Volume 2, Issue 7
From online holiday shopping to emailed season’s greetings, the Internet is used to transmit vast quantities of personal and financial information. Have you ever wondered what keeps your information safe? It’s all about cryptography!
See a basic example of cryptography at:http://www.khanacademy.org/math/applied-math/crypt/v/intro-to-cryptography
Cryptography provides techniques for securing communication in the presence of third party adversaries. One of the fundamental problems in cryptography is the need to prove an identity to perform a transaction, while also keeping that identifying information private.
Luckily, computer science researchers devised a way to do this! The methods ensure that no one listening in to the interaction between you and the recipient or even the legal recipient himself, can later pretend to be you and engage in "identity theft." Because no secret knowledge is revealed, this approach is called a "zero-knowledge proof." Zero-knowledge proofs are used throughout cryptography and are crucial for secure electronic identity verification.
In practice, this is done by verification of the sender’s ability to perform challenging computations that would be impossible without knowing the secret information— be it an account number or password.
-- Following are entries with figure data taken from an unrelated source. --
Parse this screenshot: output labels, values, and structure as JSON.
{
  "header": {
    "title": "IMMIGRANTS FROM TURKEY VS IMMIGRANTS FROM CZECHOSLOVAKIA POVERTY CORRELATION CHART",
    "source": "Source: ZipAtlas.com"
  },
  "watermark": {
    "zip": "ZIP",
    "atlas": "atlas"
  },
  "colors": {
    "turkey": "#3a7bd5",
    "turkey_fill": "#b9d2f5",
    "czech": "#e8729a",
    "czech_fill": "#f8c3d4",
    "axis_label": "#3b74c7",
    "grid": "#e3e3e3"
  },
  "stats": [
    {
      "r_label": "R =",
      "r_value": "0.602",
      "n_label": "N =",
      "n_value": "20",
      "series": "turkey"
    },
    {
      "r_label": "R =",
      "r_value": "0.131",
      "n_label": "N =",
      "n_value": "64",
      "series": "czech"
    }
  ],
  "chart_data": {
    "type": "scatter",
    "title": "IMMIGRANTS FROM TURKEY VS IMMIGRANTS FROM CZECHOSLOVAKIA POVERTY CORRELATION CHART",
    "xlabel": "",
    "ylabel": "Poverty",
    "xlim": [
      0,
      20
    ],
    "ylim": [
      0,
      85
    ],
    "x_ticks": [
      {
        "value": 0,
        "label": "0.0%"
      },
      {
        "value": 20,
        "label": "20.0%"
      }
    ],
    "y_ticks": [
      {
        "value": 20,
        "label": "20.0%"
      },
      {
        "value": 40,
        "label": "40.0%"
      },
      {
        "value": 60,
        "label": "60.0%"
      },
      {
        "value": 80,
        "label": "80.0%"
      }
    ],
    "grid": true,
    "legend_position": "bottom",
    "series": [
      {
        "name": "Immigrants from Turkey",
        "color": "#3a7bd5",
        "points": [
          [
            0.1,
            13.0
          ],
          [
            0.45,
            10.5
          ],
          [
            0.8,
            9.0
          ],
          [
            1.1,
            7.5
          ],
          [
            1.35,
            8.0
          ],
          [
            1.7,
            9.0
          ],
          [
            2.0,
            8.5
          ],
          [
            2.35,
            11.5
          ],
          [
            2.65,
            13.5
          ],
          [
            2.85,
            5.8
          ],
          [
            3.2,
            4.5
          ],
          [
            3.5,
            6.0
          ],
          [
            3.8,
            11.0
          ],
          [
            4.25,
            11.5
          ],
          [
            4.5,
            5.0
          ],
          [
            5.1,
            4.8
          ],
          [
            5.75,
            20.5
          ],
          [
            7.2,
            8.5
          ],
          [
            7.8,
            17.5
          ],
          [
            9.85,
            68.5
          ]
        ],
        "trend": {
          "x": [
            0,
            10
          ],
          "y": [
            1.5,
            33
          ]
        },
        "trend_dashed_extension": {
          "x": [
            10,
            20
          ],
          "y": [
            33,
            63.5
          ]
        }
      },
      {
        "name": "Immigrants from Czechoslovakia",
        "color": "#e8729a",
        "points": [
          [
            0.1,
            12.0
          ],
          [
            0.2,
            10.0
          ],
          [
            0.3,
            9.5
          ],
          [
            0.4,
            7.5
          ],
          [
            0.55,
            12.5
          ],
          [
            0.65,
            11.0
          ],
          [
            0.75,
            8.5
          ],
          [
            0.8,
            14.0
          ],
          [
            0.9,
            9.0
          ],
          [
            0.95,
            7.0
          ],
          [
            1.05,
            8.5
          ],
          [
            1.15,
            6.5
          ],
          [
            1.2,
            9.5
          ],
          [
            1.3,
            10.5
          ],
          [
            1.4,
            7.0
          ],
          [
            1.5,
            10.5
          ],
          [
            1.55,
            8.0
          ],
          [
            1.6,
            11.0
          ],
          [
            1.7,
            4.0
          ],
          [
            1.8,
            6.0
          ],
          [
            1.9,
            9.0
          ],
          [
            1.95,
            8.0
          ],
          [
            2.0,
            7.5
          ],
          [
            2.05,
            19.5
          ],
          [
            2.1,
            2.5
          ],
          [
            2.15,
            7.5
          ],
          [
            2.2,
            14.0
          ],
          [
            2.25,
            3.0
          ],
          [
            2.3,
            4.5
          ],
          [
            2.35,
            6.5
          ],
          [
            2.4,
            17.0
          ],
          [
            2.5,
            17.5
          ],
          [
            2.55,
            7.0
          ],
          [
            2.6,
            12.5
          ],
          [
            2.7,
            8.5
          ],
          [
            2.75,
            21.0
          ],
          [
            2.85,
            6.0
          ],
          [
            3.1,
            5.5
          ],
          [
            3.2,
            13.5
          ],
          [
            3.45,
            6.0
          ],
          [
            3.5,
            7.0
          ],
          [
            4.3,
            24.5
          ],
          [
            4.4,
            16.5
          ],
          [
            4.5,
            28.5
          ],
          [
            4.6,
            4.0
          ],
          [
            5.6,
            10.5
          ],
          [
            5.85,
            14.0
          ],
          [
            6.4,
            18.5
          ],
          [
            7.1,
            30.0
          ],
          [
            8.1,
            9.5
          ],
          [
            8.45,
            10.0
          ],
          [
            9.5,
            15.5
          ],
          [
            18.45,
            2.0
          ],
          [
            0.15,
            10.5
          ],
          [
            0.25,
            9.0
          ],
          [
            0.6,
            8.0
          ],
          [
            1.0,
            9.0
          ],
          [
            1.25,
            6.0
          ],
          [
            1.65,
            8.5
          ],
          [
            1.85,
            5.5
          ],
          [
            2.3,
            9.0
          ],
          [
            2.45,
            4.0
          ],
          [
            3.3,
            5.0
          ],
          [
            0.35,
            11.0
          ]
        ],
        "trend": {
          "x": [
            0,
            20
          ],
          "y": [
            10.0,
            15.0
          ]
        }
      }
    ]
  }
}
The challenging computations that the sender is asked to perform are chosen at random by the recipient, so it will be extremely unlikely that the same challenge would be repeated the next time the sender needs to prove its identity. Although these computations are difficult without knowing the secret information, it is easy to verify that they were done correctly even without the secret information.
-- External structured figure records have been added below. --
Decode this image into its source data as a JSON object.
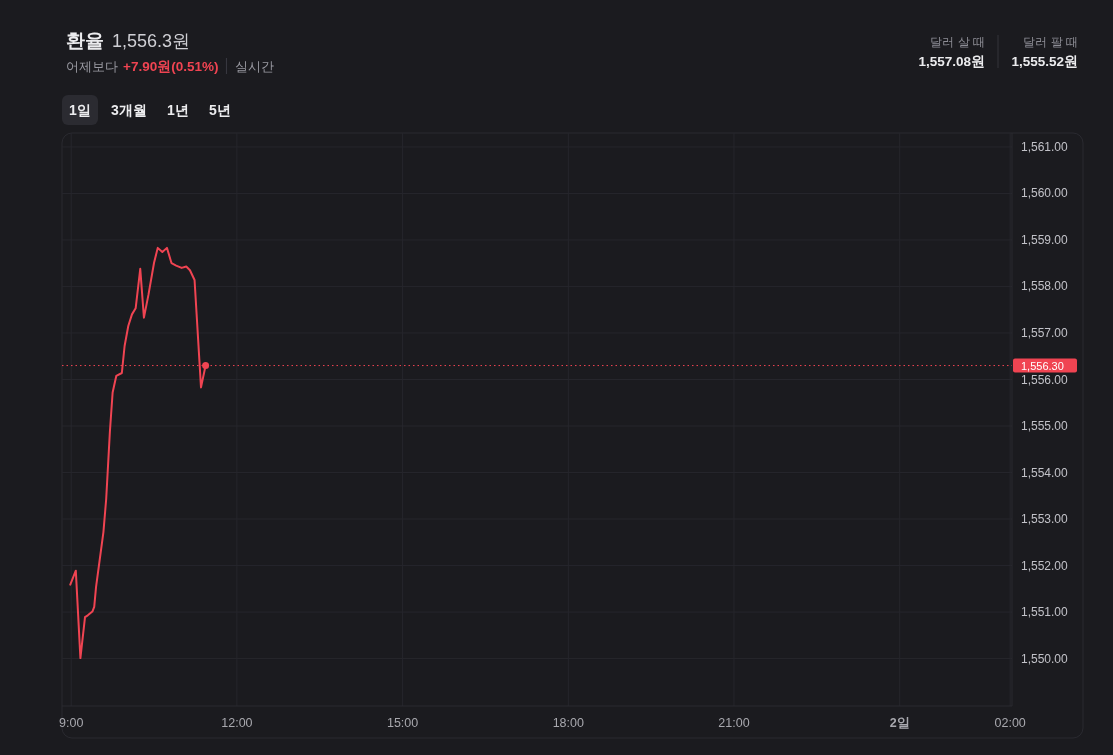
{
  "chart_data": {
    "type": "line",
    "title": "환율",
    "subtitle": "1,556.3원",
    "annotations": [
      "어제보다",
      "+7.90원(0.51%)",
      "실시간",
      "달러 살 때",
      "1,557.08원",
      "달러 팔 때",
      "1,555.52원",
      "1일",
      "3개월",
      "1년",
      "5년"
    ],
    "x": [
      "--01-01T08:59",
      "--01-01T09:05",
      "--01-01T09:10",
      "--01-01T09:15",
      "--01-01T09:18",
      "--01-01T09:23",
      "--01-01T09:25",
      "--01-01T09:27",
      "--01-01T09:35",
      "--01-01T09:38",
      "--01-01T09:42",
      "--01-01T09:45",
      "--01-01T09:49",
      "--01-01T09:55",
      "--01-01T09:58",
      "--01-01T10:02",
      "--01-01T10:06",
      "--01-01T10:10",
      "--01-01T10:15",
      "--01-01T10:19",
      "--01-01T10:24",
      "--01-01T10:30",
      "--01-01T10:34",
      "--01-01T10:39",
      "--01-01T10:44",
      "--01-01T10:49",
      "--01-01T10:54",
      "--01-01T11:00",
      "--01-01T11:05",
      "--01-01T11:09",
      "--01-01T11:14",
      "--01-01T11:21",
      "--01-01T11:26"
    ],
    "series": [
      {
        "color": "#f04452",
        "values": [
          1551.59,
          1551.89,
          1550.01,
          1550.89,
          1550.93,
          1551.01,
          1551.11,
          1551.54,
          1552.72,
          1553.43,
          1554.87,
          1555.72,
          1556.08,
          1556.14,
          1556.72,
          1557.15,
          1557.4,
          1557.53,
          1558.38,
          1557.33,
          1557.83,
          1558.51,
          1558.83,
          1558.74,
          1558.83,
          1558.5,
          1558.45,
          1558.4,
          1558.43,
          1558.35,
          1558.14,
          1555.83,
          1556.3
        ]
      },
      {
        "type": "scatter",
        "color": "#f04452",
        "x": [
          "--01-01T11:26"
        ],
        "values": [
          1556.3
        ]
      }
    ],
    "xlim": [
      "--01-01T08:50",
      "--01-02T02:02"
    ],
    "ylim": [
      1548.98,
      1561.3
    ],
    "xticks": [
      {
        "value": "--01-01T09:00",
        "label": "9:00"
      },
      {
        "value": "--01-01T12:00",
        "label": "12:00"
      },
      {
        "value": "--01-01T15:00",
        "label": "15:00"
      },
      {
        "value": "--01-01T18:00",
        "label": "18:00"
      },
      {
        "value": "--01-01T21:00",
        "label": "21:00"
      },
      {
        "value": "--01-02T00:00",
        "label": "2일"
      },
      {
        "value": "--01-02T02:00",
        "label": "02:00"
      }
    ],
    "yticks": [
      {
        "value": 1550,
        "label": "1,550.00"
      },
      {
        "value": 1551,
        "label": "1,551.00"
      },
      {
        "value": 1552,
        "label": "1,552.00"
      },
      {
        "value": 1553,
        "label": "1,553.00"
      },
      {
        "value": 1554,
        "label": "1,554.00"
      },
      {
        "value": 1555,
        "label": "1,555.00"
      },
      {
        "value": 1556,
        "label": "1,556.00"
      },
      {
        "value": 1557,
        "label": "1,557.00"
      },
      {
        "value": 1558,
        "label": "1,558.00"
      },
      {
        "value": 1559,
        "label": "1,559.00"
      },
      {
        "value": 1560,
        "label": "1,560.00"
      },
      {
        "value": 1561,
        "label": "1,561.00"
      }
    ],
    "grid": true,
    "line_style": "solid",
    "ref_lines": [
      {
        "axis": "y",
        "value": 1556.3,
        "label": "1,556.30",
        "color": "#f04452",
        "line_style": "dotted"
      }
    ]
  }
}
You can think of your password as a pair of special glasses that distinguishes between hidden colors, and password verification as correctly identifying a hidden color for another person without giving them your glasses!
The process can be illustrated using the analogy of an exchange between two people, who for zero-knowledge proofs are commonly labeled as: Peggy, the prover/sender, and Victor, the verifier/recipient. Say Peggy wants to convince Victor that she has special glasses (analogous to the password) that enable her to distinguish between colors A and B that Victor cannot tell apart. Peggy hands to Victor two pieces of paper which are identical to each other in all ways except that the first one is colored A and the second is colored B. Of course, to Victor the pages look identical.. Victor goes off and tosses a coin. If the coin comes up heads, he returns to Peggy the first paper she handed to him; if the coin comes up tails, he returns to Peggy the second paper she handed to him. In other words, if his coin was heads, Peggy gets the paper colored A, or, if it was tails, she gets back the paper colored B. Now Peggy uses her special glasses to tell which colored paper she got back, and lets Victor know if it’s colored A or B. If she answers correctly, Victor believes Peggy has the special glasses, otherwise he does not.
Let’s dive deeper into this scenario. If Peggy did not actually have the glasses (analogously, if she did not know the password), there would only be a 50% chance that she’d be able to know which color page she got back since she would have to correctly guess the outcome of Victor’s coin toss to name the right color. Even if she were able to guess correctly, repeating the process many times would ultimately reveal that she does not have the glasses as the chance that she could repeatedly guess Victor’s coins would be small after a number of repetitions.
It is easy for computers to repeat a verification routine many times and efficiently establish the validity of the Prover with an extremely high certainty, preventing impersonators from getting through.
Professor Shafrira Goldwasser
Who Thinks of this Stuff?! Shafrira “Shafi” Goldwasser, RSA Professor of Electrical Engineering and Computer Science at the Massachusetts Institute of Technology (MIT), has been called one of the founders of modern cryptography. She co-invented zero-knowledge proofs with Silvio Micali and Charles Rackoff in the 1980’s, and currently co-chairs MIT’s Cryptography and Information Security Group. When she’s not finding new ways of protecting information, Shafi enjoys reading, swimming, and participating in a playback acting troupe.